21A.A. relies on additional clinical records that note difficulty with sleeping, using a walking cane to ambulate, being scared to drive, anxiety approaching intersections, constant pain in his back and legs and incidents of losing urine and stool due to poor mobility and requiring his wife’s assistance to ambulate.
22A.A.’s position is that little weight should be assigned to the reports of the s. 44 assessors due to not having reviewed his medical records. As such, he submits that their conclusions are not based on all of the information available, and therefore, not reliable. He points to the fact that none of the assessors list any of the medical records as having been reviewed (despite being provided), with the exception of the OCF documents.
23In support of its determination, Aviva relies on the conclusions of its assessors in a September 10, 2019 s. 44 multidisciplinary report: orthopaedic surgeon Dr. Tansey (uncomplicated myofascial strain type injuries); psychologist Dr. Lee (no psychological impairment as a result of the accident), occupational therapist Ms. Markandu (demonstrated adequate functional range of motion, strength and physical abilities), and physiatrist Dr. Bhangu (A.A. would benefit from continuing to engage in his activities of daily living).
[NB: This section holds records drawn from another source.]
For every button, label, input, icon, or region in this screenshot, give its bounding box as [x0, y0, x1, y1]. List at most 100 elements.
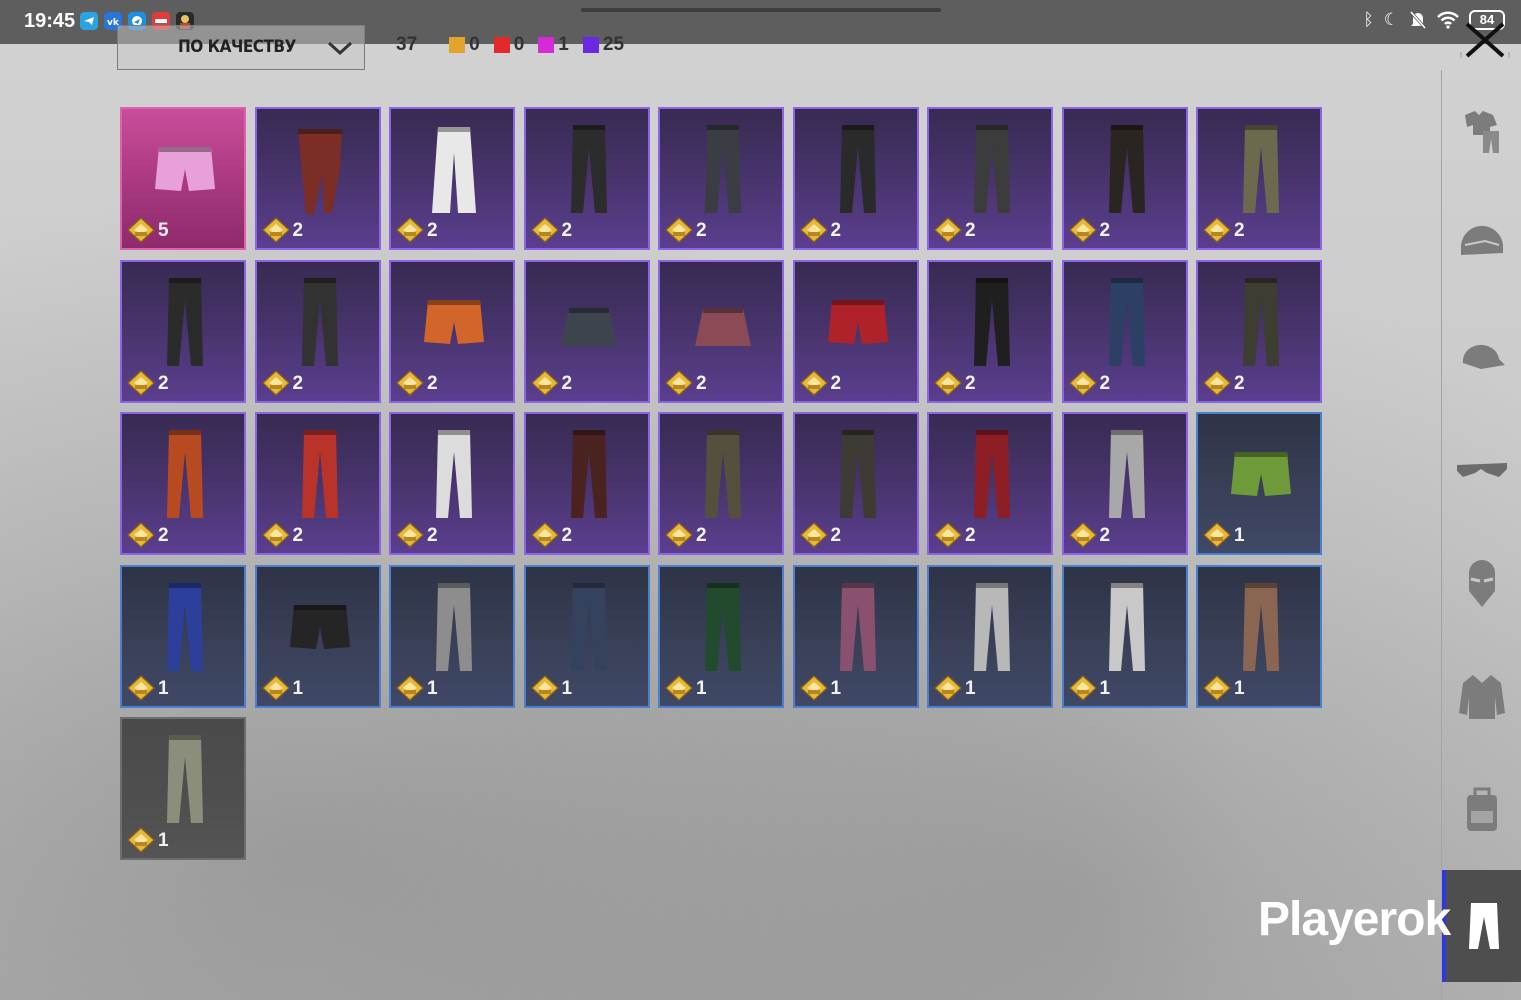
cap-icon [1462, 344, 1505, 369]
pants-art [1243, 582, 1279, 671]
item-tile[interactable]: 2 [927, 259, 1053, 403]
coin-badge-icon [934, 522, 962, 548]
pants-art [436, 582, 472, 671]
sort-dropdown[interactable]: ПО КАЧЕСТВУ [117, 25, 365, 70]
item-quantity: 2 [1234, 220, 1245, 241]
item-quantity: 2 [292, 220, 304, 241]
item-tile[interactable]: 2 [120, 412, 246, 555]
item-tile[interactable]: 2 [1061, 259, 1188, 403]
coin-badge-icon [799, 674, 828, 701]
item-tile[interactable]: 2 [792, 107, 919, 250]
coin-badge-icon [127, 674, 155, 701]
item-tile[interactable]: 2 [1196, 107, 1322, 250]
count-gold: 0 [449, 34, 480, 56]
item-tile[interactable]: 2 [254, 412, 381, 555]
item-quantity: 2 [965, 220, 976, 241]
coin-badge-icon [261, 522, 290, 548]
item-tile[interactable]: 2 [658, 107, 784, 250]
inventory-grid: 5 2 2 2 2 2 2 2 2 2 2 2 2 2 2 2 2 2 2 2 2 2 2 2 2 2 1 1 1 1 1 1 1 1 1 1 1 [120, 107, 1322, 860]
pants-art [301, 430, 338, 518]
item-tile[interactable]: 2 [389, 259, 515, 403]
coin-badge-icon [665, 369, 693, 396]
item-tile[interactable]: 2 [254, 259, 381, 403]
item-tile[interactable]: 1 [1061, 564, 1188, 708]
coin-badge-icon [1068, 674, 1097, 701]
item-tile[interactable]: 1 [658, 564, 784, 708]
item-tile[interactable]: 2 [658, 259, 784, 403]
muted-bell-icon [1409, 11, 1427, 29]
item-tile[interactable]: 2 [523, 107, 650, 250]
item-quantity: 2 [158, 372, 169, 394]
category-glasses[interactable] [1442, 420, 1521, 520]
item-quantity: 2 [1099, 525, 1111, 546]
item-tile[interactable]: 2 [389, 107, 515, 250]
item-tile[interactable]: 1 [1196, 564, 1322, 708]
item-tile[interactable]: 1 [792, 564, 919, 708]
pants-art [1108, 277, 1145, 366]
item-tile[interactable]: 1 [523, 564, 650, 708]
item-tile[interactable]: 1 [389, 564, 515, 708]
category-mask[interactable] [1442, 534, 1521, 634]
status-time: 19:45 [24, 10, 76, 32]
item-quantity: 2 [830, 220, 842, 241]
item-tile[interactable]: 1 [927, 564, 1053, 708]
pants-art [167, 430, 203, 518]
coin-badge-icon [1203, 369, 1231, 396]
bluetooth-icon: ᛒ [1363, 10, 1374, 30]
count-pink: 1 [538, 34, 569, 56]
close-icon[interactable] [1459, 20, 1511, 60]
pink-square-icon [538, 37, 555, 53]
item-quantity: 1 [830, 677, 842, 699]
item-tile[interactable]: 2 [254, 107, 381, 250]
total-count: 37 [396, 34, 418, 55]
category-outfit[interactable] [1442, 80, 1521, 180]
item-quantity: 2 [830, 372, 842, 394]
pants-icon [1469, 903, 1499, 949]
item-tile[interactable]: 1 [120, 564, 246, 708]
item-quantity: 1 [292, 677, 304, 699]
item-tile[interactable]: 5 [120, 107, 246, 250]
item-quantity: 2 [965, 525, 976, 546]
item-quantity: 1 [1099, 677, 1111, 699]
category-pants[interactable] [1442, 870, 1521, 982]
item-tile[interactable]: 2 [792, 412, 919, 555]
coin-badge-icon [396, 674, 424, 701]
pants-art [1108, 125, 1145, 213]
item-tile[interactable]: 2 [523, 412, 650, 555]
category-cap[interactable] [1442, 306, 1521, 406]
item-quantity: 2 [561, 372, 573, 394]
coin-badge-icon [665, 522, 693, 548]
category-helmet[interactable] [1442, 192, 1521, 292]
shorts-art [155, 147, 215, 191]
count-red: 0 [493, 34, 524, 56]
coin-badge-icon [1203, 674, 1231, 701]
category-jacket[interactable] [1442, 646, 1521, 746]
item-quantity: 1 [1234, 525, 1245, 546]
category-backpack[interactable] [1442, 760, 1521, 860]
item-tile[interactable]: 2 [927, 107, 1053, 250]
item-quantity: 2 [965, 372, 976, 394]
item-tile[interactable]: 1 [1196, 412, 1322, 555]
coin-badge-icon [261, 217, 290, 243]
item-tile[interactable]: 2 [1061, 107, 1188, 250]
item-tile[interactable]: 1 [120, 717, 246, 860]
item-tile[interactable]: 1 [254, 564, 381, 708]
item-tile[interactable]: 2 [927, 412, 1053, 555]
coin-badge-icon [396, 522, 424, 548]
item-quantity: 1 [158, 677, 169, 699]
red-square-icon [493, 37, 510, 53]
helmet-icon [1460, 225, 1503, 255]
item-quantity: 1 [427, 677, 438, 699]
item-tile[interactable]: 2 [523, 259, 650, 403]
item-tile[interactable]: 2 [792, 259, 919, 403]
coin-badge-icon [261, 674, 290, 701]
item-tile[interactable]: 2 [389, 412, 515, 555]
item-tile[interactable]: 2 [658, 412, 784, 555]
coin-badge-icon [127, 522, 155, 548]
shorts-art [1231, 452, 1291, 496]
pants-art [705, 430, 741, 518]
pants-art [1108, 582, 1145, 671]
item-tile[interactable]: 2 [1061, 412, 1188, 555]
item-tile[interactable]: 2 [1196, 259, 1322, 403]
item-tile[interactable]: 2 [120, 259, 246, 403]
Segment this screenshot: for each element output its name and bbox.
24I agree with A.A. The medical documentation supports that he has a significantly reduced ability to carry on a normal life as a result of the accident, having already been very limited and now having to excessively rely on treatment providers and family. It is well documented in the family physician records and the records of North Woodlands that he suffered pre-accident chronic pain, which was managed by injections, and that the accident has exacerbated his chronic condition. Further, the increase in falls, pain, leg weakness, ambulation issues, the requirement now of using a cane, and remaining in bed most days all speak to A.A.’s post-accident condition that has also been reported to various treating practitioners. In addition, I question the thoroughness of the s. 44 assessors, as none of them reviewed any of A.A.’s treatment records. Basing their opinions solely on the results of their assessments and the OCF documents does not allow for a fulsome consideration of A.A.’s pre- and post-accident health status to allow for a well-informed conclusion.
25Also, considering the ability to engage in activities of daily living requiring pain-free and uninhibited mobility, I find that A.A. is not able to do so for any substantial period of time. I find that his current reduced ability to engage in various pre-accident activities is limited as a direct result of the accident. Further, having a significantly compromised back as a result of pre-accident falls and surgeries and subsequently involved in a rear-end collision resulting in further surgery would likely contribute to a worsening of an already compromised back. My finding is supported by the medical records noting the increased documentation of exacerbated chronic pain; ongoing back pain; associated pain in the legs; the resulting mobility issues due to back and leg pain; pain affecting sleep and challenges with simple engagement in performing his daily activities.
26For these reasons, I find that A.A. has demonstrated that he suffers a complete inability to carry on a normal life as a result of the accident.
Interest
27Interest applies on the payment of any overdue benefits pursuant to s. 51 of the Schedule.
28Having found that A.A. is entitled to a NEB, interest is payable on the outstanding payment of the NEB.
ORDER
29A.A. is entitled to a NEB for the period of May 1, 2019 to May 1, 2021. Interest is payable in accordance with s. 51 of the Schedule.